So viel „Tatort“ war nie: 39 Erstausstrahlungen sind für 2013 angekündigt, fünf neue Teams gehen erstmals auf Verbrecherjagd. Allerweltsmann Devid Striesow macht den Anfang.
Absolut nichts scheint besonders an Devid Striesow (39). Augen, Nase, Mund sind vielleicht eher zu klein für so viel Kopf, die Geheimratsecken im aschblonden Haar groß. Wäre man gezwungen, eine Phantomzeichnung von ihm anzufertigen, würden sich viele schwertun. Besondere äußere Merkmale: keine! Nach gängigen Maßstäben hat solch ein Mann wenig Chancen, ein Star zu werden. Und doch zählt Striesow neben Typen wie Wotan Wilke Möhring (45), Jürgen Vogel (44) und Oscar-Preisträger Christoph Waltz (56) zu den fleißigsten und erfolgreichsten seiner Zunft. Manche bezeichnen ihn als Workaholic. Im positiven Sinn, wohlgemerkt. Am 27.1. ermittelt Deutschlands bekanntester Unbekannter jetzt erstmals als Hauptkommissar Jens Stellbrink im 860. „Tatort“. Einsatzort: Saarbrücken.
Begehrter Kriminalist
Leicht hat sich Striesow die Entscheidung für den ARD-Sonntagskrimi nicht gemacht. Schließlich musste er eine ihm lieb gewordene Rolle dafür aufgeben. „Seit 2005 war ich der Kriminalassistent an der Seite von Hannelore Hoger alias Bella Block im Zweiten“, erzählt Devid Striesow im Gespräch mit TV Movie. „Aber zwei Fahnder gleichzeitig bei ARD und ZDF zu spielen, ist verständlicherweise nicht erwünscht.“
Humor und Blessuren
„Mit mir am ,Tatort‘ wirds bunt. Vorspann und Abspann bleiben, dazwischen ist alles erlaubt“, sagt Striesow. Dabei lässt er seine himmelblauen Augen blitzen, verzieht das Gesicht zu einem breiten Grinsen. Ein Grinsen, das er auch als Kommissar Stellbrink einsetzt. Denn der Saar-„Tatort“ soll künftig witziger werden. Was nicht wundert, schielt man doch auf die 12-Millionen-Quote der Kollegen aus Münster. Und die sind vor allem lustig. „Ich löse meine Fälle mit Herz, Sarkasmus und beim Yoga.
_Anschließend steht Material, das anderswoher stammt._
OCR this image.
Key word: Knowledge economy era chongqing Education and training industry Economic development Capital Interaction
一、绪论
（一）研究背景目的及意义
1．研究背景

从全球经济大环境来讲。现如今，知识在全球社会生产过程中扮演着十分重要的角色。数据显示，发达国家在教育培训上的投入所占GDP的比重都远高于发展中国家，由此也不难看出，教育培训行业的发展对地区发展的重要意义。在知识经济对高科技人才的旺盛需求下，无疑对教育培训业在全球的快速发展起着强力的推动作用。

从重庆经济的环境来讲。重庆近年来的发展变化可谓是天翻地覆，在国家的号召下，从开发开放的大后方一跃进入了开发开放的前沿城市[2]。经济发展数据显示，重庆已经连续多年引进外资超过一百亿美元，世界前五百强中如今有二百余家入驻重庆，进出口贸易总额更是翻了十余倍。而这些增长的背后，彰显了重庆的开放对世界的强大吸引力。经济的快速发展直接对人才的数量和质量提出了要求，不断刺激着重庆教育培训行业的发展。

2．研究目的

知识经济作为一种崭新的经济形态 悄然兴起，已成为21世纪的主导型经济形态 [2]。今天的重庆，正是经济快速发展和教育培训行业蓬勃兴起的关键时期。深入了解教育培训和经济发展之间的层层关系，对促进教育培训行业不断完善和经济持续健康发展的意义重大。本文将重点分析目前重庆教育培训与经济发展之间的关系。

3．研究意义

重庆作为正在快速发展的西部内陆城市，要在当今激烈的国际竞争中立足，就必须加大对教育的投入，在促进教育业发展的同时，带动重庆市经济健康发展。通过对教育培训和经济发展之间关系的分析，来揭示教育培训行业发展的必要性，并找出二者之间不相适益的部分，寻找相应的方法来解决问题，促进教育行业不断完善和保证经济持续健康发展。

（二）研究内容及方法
Wenns sein muss, ziehe ich auch die Waffe“, verrät der schauspielernde Zehnkämpfer. „Action, Comedy, Spannung: Ich will in jeder Richtung überraschen.“
Seine Ermittlungsmethoden sind unbedingt ungewöhnlich: Kaum in Saarbrücken angekommen, muss er gleich in Gummistiefeln, Shorts und gelber Öljacke ums nackte Überleben rennen. Drei schießwütige Schurken verfolgen ihn und das zufällig im Baumarkt aufgegabelte Mädchen „Melinda“ – dabei trägt der Kommissar etliche Blessuren davon. „Ich werde in jeden meiner Fälle hineingezogen“, sagt Striesow. „Nur eins werden Sie nie von mir hören: „Was haben Sie zur Tatzeit gemacht?‘ Das sollen andere fragen.“
Erfolg trotz ADS
Bis zu zwölf Filme dreht Striesow im Jahr für Kino und TV. Fast alle deutschen Film und Theaterpreise stehen zu Hause im Regal in Berlin-Pankow, wo er mit Ehefrau Francine (26), einer Kamerunerin, und zwei seiner drei Söhne (2 Jahre; 8 Monate) lebt. Und doch erntet man meist Achselzucken, wenn Striesows Name fällt. Schuld daran ist sein Dutzendgesicht – und ausgerechnet das wurde für den 1973 in Bergen auf Rügen geborenen Sohn eines Elektrikers und einer Krankenschwester om Nach- zum Vorteil. Nur mit diesem Gesicht konnte er vom Matratzenverkäufer in „Lichter“ bis Hitlers Hundeführer in „Der Untergang“ spielen – ein Vielseitigkeitsweltmeister, für jede Rolle richtig.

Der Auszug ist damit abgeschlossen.